Unofficial open-source PyTorch implementation of the OLMo Hybrid architecture introduced by the Allen Institute for AI (Ai2).
This repository is an independent community re-implementation and is not affiliated with, endorsed by, or officially supported by Ai2. For the official release, weights, and tooling, see the Ai2 OLMo project.
OLMo Hybrid is a language model architecture that combines two fundamentally different sequence-mixing mechanisms inside a single residual stack:
- Gated DeltaNet — a parallelisable linear recurrent neural network (linear-RNN) layer based on the gated delta rule for associative memory.
- Causal Multi-Head Attention (MHA) — standard scaled dot-product attention with Rotary Position Embeddings (RoPE).
The two layer types are interleaved in a fixed 3 : 1 ratio (three DeltaNet layers for every one attention layer). This hybrid design retains the sub-quadratic inference cost of linear RNNs for the bulk of computation while using periodic full attention to prevent information loss in the bounded recurrent state.

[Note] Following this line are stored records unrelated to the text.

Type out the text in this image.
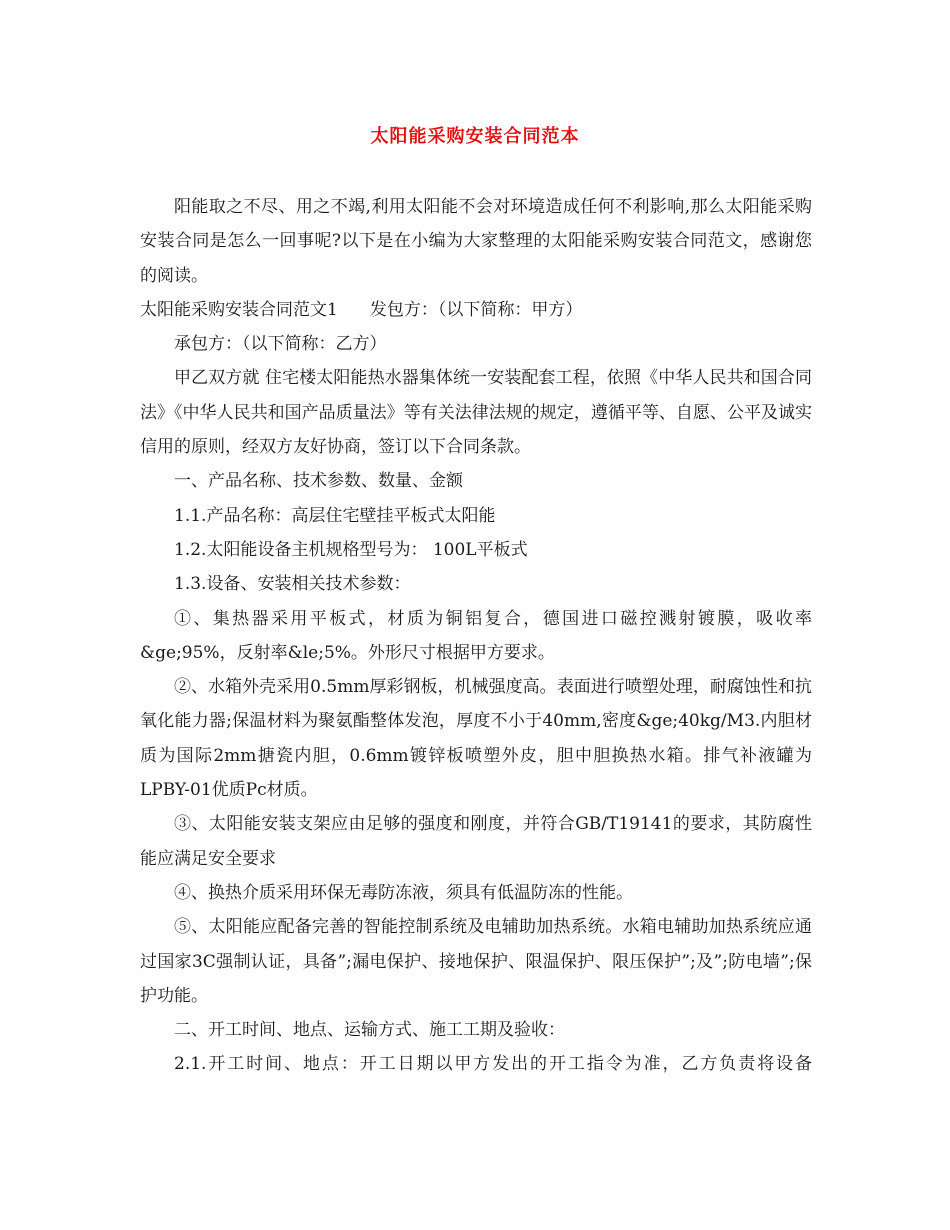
太阳能采购安装合同范本

阳能取之不尽、用之不竭,利用太阳能不会对环境造成任何不利影响,那么太阳能采购安装合同是怎么一回事呢?以下是在小编为大家整理的太阳能采购安装合同范文，感谢您的阅读。

太阳能采购安装合同范文1 发包方：（以下简称：甲方）

承包方：（以下简称：乙方）

甲乙双方就 住宅楼太阳能热水器集体统一安装配套工程，依照《中华人民共和国合同法》《中华人民共和国产品质量法》等有关法律法规的规定，遵循平等、自愿、公平及诚实信用的原则，经双方友好协商，签订以下合同条款。

一、产品名称、技术参数、数量、金额

1.1.产品名称：高层住宅壁挂平板式太阳能

1.2.太阳能设备主机规格型号为： 100L平板式

1.3.设备、安装相关技术参数：

①、集热器采用平板式，材质为铜铝复合，德国进口磁控溅射镀膜，吸收率&ge;95%，反射率&le;5%。外形尺寸根据甲方要求。

②、水箱外壳采用0.5mm厚彩钢板，机械强度高。表面进行喷塑处理，耐腐蚀性和抗氧化能力器;保温材料为聚氨酯整体发泡，厚度不小于40mm,密度&ge;40kg/M3.内胆材质为国际2mm搪瓷内胆，0.6mm镀锌板喷塑外皮，胆中胆换热水箱。排气补液罐为LPBY-01优质Pc材质。

③、太阳能安装支架应由足够的强度和刚度，并符合GB/T19141的要求，其防腐性能应满足安全要求

④、换热介质采用环保无毒防冻液，须具有低温防冻的性能。

⑤、太阳能应配备完善的智能控制系统及电辅助加热系统。水箱电辅助加热系统应通过国家3C强制认证，具备”;漏电保护、接地保护、限温保护、限压保护”;及”;防电墙”;保护功能。

二、开工时间、地点、运输方式、施工工期及验收：

2.1.开工时间、地点：开工日期以甲方发出的开工指令为准，乙方负责将设备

For a model with hybrid_ratio = 3 and num_layers = 8:
Layer 0 → Gated DeltaNet
Layer 1 → Gated DeltaNet
Layer 2 → Gated DeltaNet
Layer 3 → Multi-Head Attention
Layer 4 → Gated DeltaNet
Layer 5 → Gated DeltaNet
Layer 6 → Gated DeltaNet
Layer 7 → Multi-Head Attention
Each layer consists of:
- RMSNorm pre-normalisation
- Mixing sublayer (DeltaNet or MHA)
- Residual addition
- RMSNorm pre-normalisation
- SwiGLU feed-forward network
- Residual addition
The Gated DeltaNet layer maintains an associative-memory matrix state S of shape (B, H, D, D) updated at every token via the gated delta rule:
alpha_t = sigmoid(W_alpha * x_t) in (0,1)^{H x D} per-element forget gate
beta_t = sigmoid(W_beta * x_t) in (0,1)^H delta-rule step size
k_t = normalize(W_k * x_t) in R^{H x D} key (unit sphere)
v_t = W_v * x_t in R^{H x D} value
q_t = normalize(W_q * x_t) in R^{H x D} query (unit sphere)
S_t = (alpha_t * S_{t-1}) + beta_t * (v_t - S_{t-1} k_t) outer k_t
y_t = S_t q_t
- The
alphagate allows the model to selectively forget stale associations. - The
beta-scaled delta-rule term writes a corrected association betweenk_tandv_tinto the memory matrix. - Normalising keys and queries keeps numerical values bounded regardless of sequence length.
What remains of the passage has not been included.